Le très controversé glyphosate

Tout commence il y a quelques années, lorsqu’éclate un scandale concernant le glyphosate, herbicide à l’origine exclusivement produit par l’entreprise Monsanto. Les « Monsanto papers », documents internes à l’entreprise, avaient alors permis d’apporter la preuve que dès le milieu des années 90, l’entreprise était en possession d’études internes gardées secrètes, prouvant le danger du glyphosate. Et depuis, la question de la commercialisation et de l’utilisation des pesticides fait couler beaucoup d’encre. Mais force est de constater qu’elle tend régulièrement à opposer monde agricole et associations de protection d’environnement, consommateurs ou riverains des épandages, alors qu’en réalité cette rivalité n’a aucun sens. Car face à la toxicité de ces produits, tout le monde est concerné.

 

 

Pesticides et conséquences sanitaires

Il est bien évident que les agriculteurs sont les premiers touchés par les effets des pesticides, et les premiers à payer les conséquences d’autorisations délivrées en dépit de la toxicité des produits qu’ils épandent, qu’ils respirent et qu’ils manipulent au quotidien.
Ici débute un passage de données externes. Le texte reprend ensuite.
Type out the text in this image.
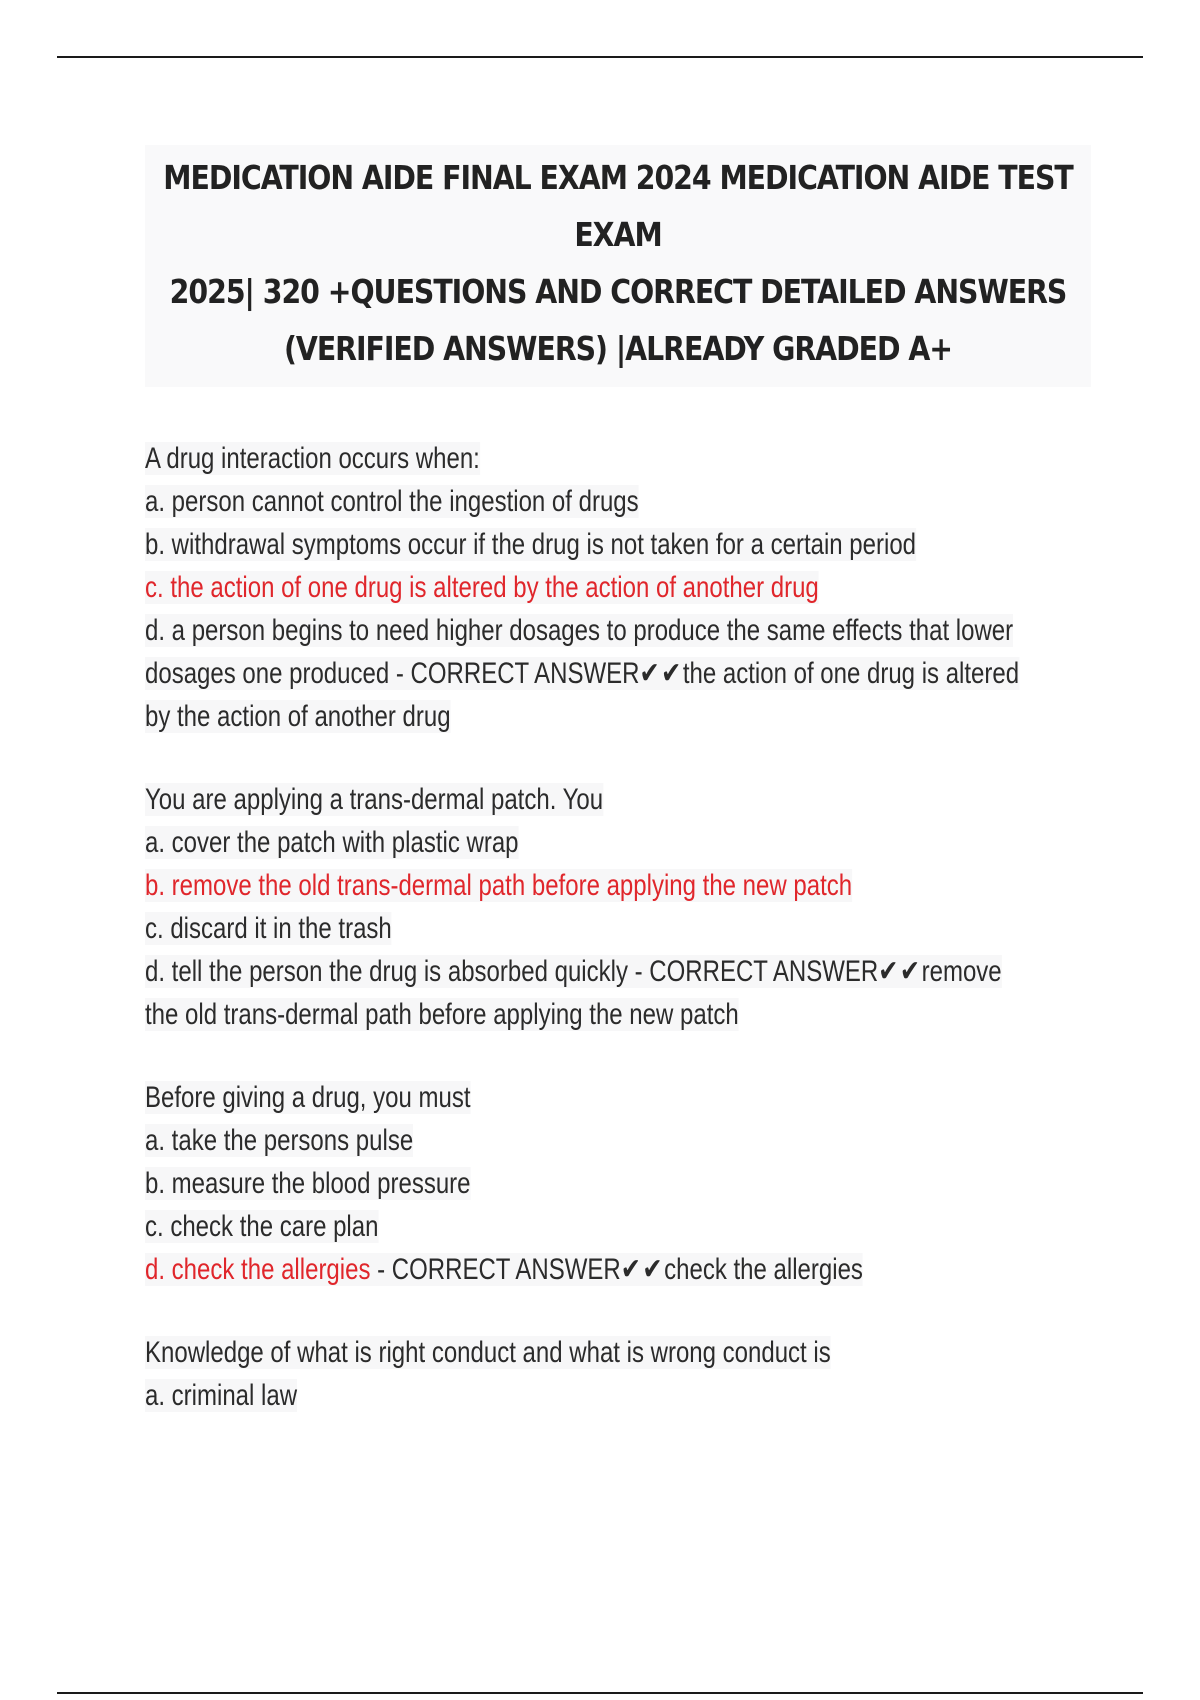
MEDICATION AIDE FINAL EXAM 2024 MEDICATION AIDE TEST EXAM
2025| 320 +QUESTIONS AND CORRECT DETAILED ANSWERS
(VERIFIED ANSWERS) |ALREADY GRADED A+

A drug interaction occurs when:

a. person cannot control the ingestion of drugs

b. withdrawal symptoms occur if the drug is not taken for a certain period

c. the action of one drug is altered by the action of another drug

d. a person begins to need higher dosages to produce the same effects that lower

dosages one produced - CORRECT ANSWER✔✔the action of one drug is altered

by the action of another drug

You are applying a trans-dermal patch. You

a. cover the patch with plastic wrap

b. remove the old trans-dermal path before applying the new patch

c. discard it in the trash

d. tell the person the drug is absorbed quickly - CORRECT ANSWER✔✔remove

the old trans-dermal path before applying the new patch

Before giving a drug, you must

a. take the persons pulse

b. measure the blood pressure

c. check the care plan

d. check the allergies - CORRECT ANSWER✔✔check the allergies

Knowledge of what is right conduct and what is wrong conduct is

a. criminal law
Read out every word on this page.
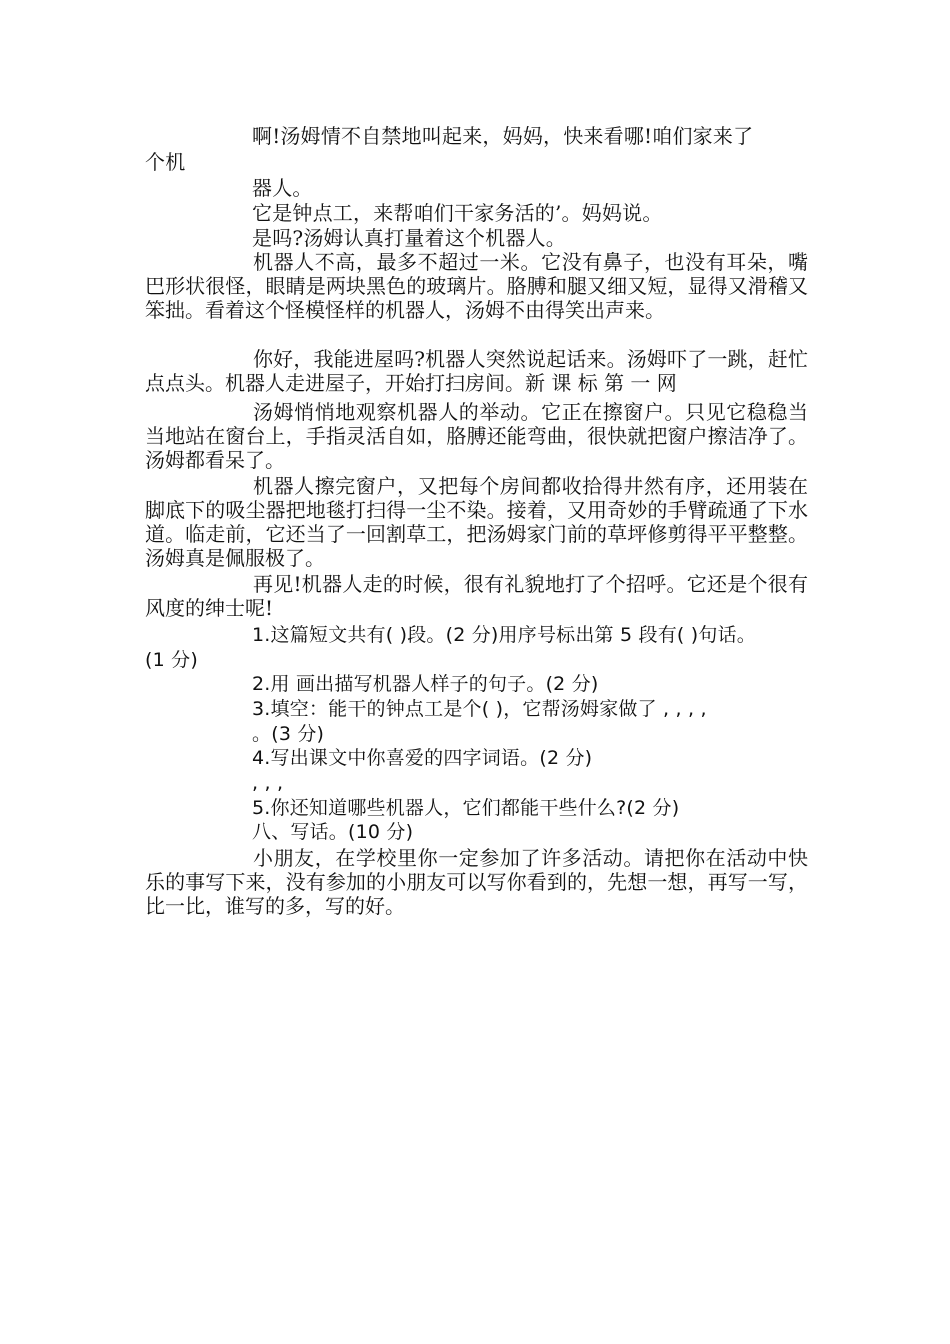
啊!汤姆情不自禁地叫起来，妈妈，快来看哪!咱们家来了
个机
器人。
它是钟点工，来帮咱们干家务活的’。妈妈说。
是吗?汤姆认真打量着这个机器人。
机器人不高，最多不超过一米。它没有鼻子，也没有耳朵，嘴巴形状很怪，眼睛是两块黑色的玻璃片。胳膊和腿又细又短，显得又滑稽又笨拙。看着这个怪模怪样的机器人，汤姆不由得笑出声来。
你好，我能进屋吗?机器人突然说起话来。汤姆吓了一跳，赶忙点点头。机器人走进屋子，开始打扫房间。新 课 标 第 一 网
汤姆悄悄地观察机器人的举动。它正在擦窗户。只见它稳稳当当地站在窗台上，手指灵活自如，胳膊还能弯曲，很快就把窗户擦洁净了。汤姆都看呆了。
机器人擦完窗户，又把每个房间都收拾得井然有序，还用装在脚底下的吸尘器把地毯打扫得一尘不染。接着，又用奇妙的手臂疏通了下水道。临走前，它还当了一回割草工，把汤姆家门前的草坪修剪得平平整整。汤姆真是佩服极了。
再见!机器人走的时候，很有礼貌地打了个招呼。它还是个很有风度的绅士呢!
1.这篇短文共有( )段。(2 分)用序号标出第 5 段有( )句话。
(1 分)
2.用 画出描写机器人样子的句子。(2 分)
3.填空：能干的钟点工是个( )，它帮汤姆家做了 , , , ,
。(3 分)
4.写出课文中你喜爱的四字词语。(2 分)
, , ,
5.你还知道哪些机器人，它们都能干些什么?(2 分)
八、写话。(10 分)
小朋友，在学校里你一定参加了许多活动。请把你在活动中快乐的事写下来，没有参加的小朋友可以写你看到的，先想一想，再写一写，比一比，谁写的多，写的好。
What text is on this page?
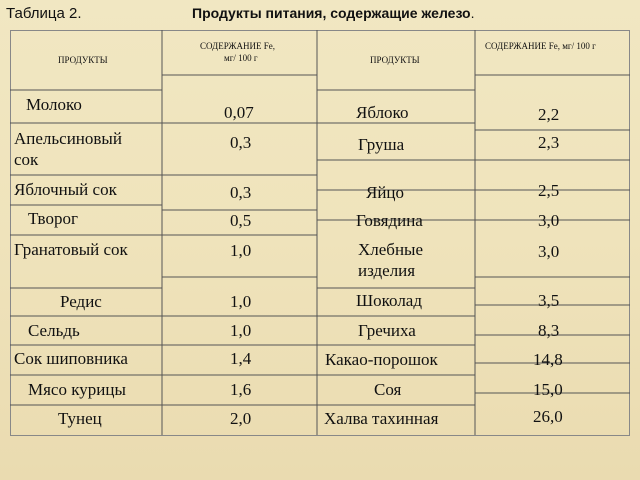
Таблица 2.	Продукты питания, содержащие железо.
ПРОДУКТЫ
СОДЕРЖАНИЕ Fe,
мг/ 100 г	ПРОДУКТЫ
СОДЕРЖАНИЕ Fe, мг/ 100 г
Молоко
Апельсиновый
сок
Яблочный сок
Творог
Гранатовый сок
Редис
Сельдь
Сок шиповника
Мясо курицы
Тунец
0,07
0,3
0,3
0,5
1,0
1,0
1,0
1,4
1,6
2,0
Яблоко
Груша
Яйцо
Говядина
Хлебные
изделия
Шоколад
Гречиха
Какао-порошок
Соя
Халва тахинная
2,2
2,3
2,5
3,0
3,0
3,5
8,3
14,8
15,0
26,0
Ce n’est d’ailleurs pas pour rien que face à la déconcertante réalité de multiplication de maladies et de cancers chez les agriculteurs, le législateur a dû intervenir en créant un fonds d’indemnisation des victimes professionnelles des pesticides par le biais de la loi de financement de la Sécurité sociale de 2020. Il était temps, car le sujet du développement de maladies particulières chez les agriculteurs n’est évidemment pas nouveau et ne tend pas à s’améliorer. À titre dillustration, dernièrement, le ministre de l’Agriculture a annoncé que le cancer de la prostate sera prochainement reconnu comme maladie professionnelle en agriculture, en lien avec l’exposition aux pesticides. Fort bien. Mais qu’en est-il des non-professionnels ? Qu’en est-il des riverains se situant à côté des épandages ou des enfants jouant à proximité des surfaces traitées et qui, eux, contrairement aux professionnels, ne sont pas protégés par des vêtements ou des équipements adaptés ? Rien n’est fait pour eux. Pourtant, ils risquent de développer les mêmes maladies, et elles sont nombreuses.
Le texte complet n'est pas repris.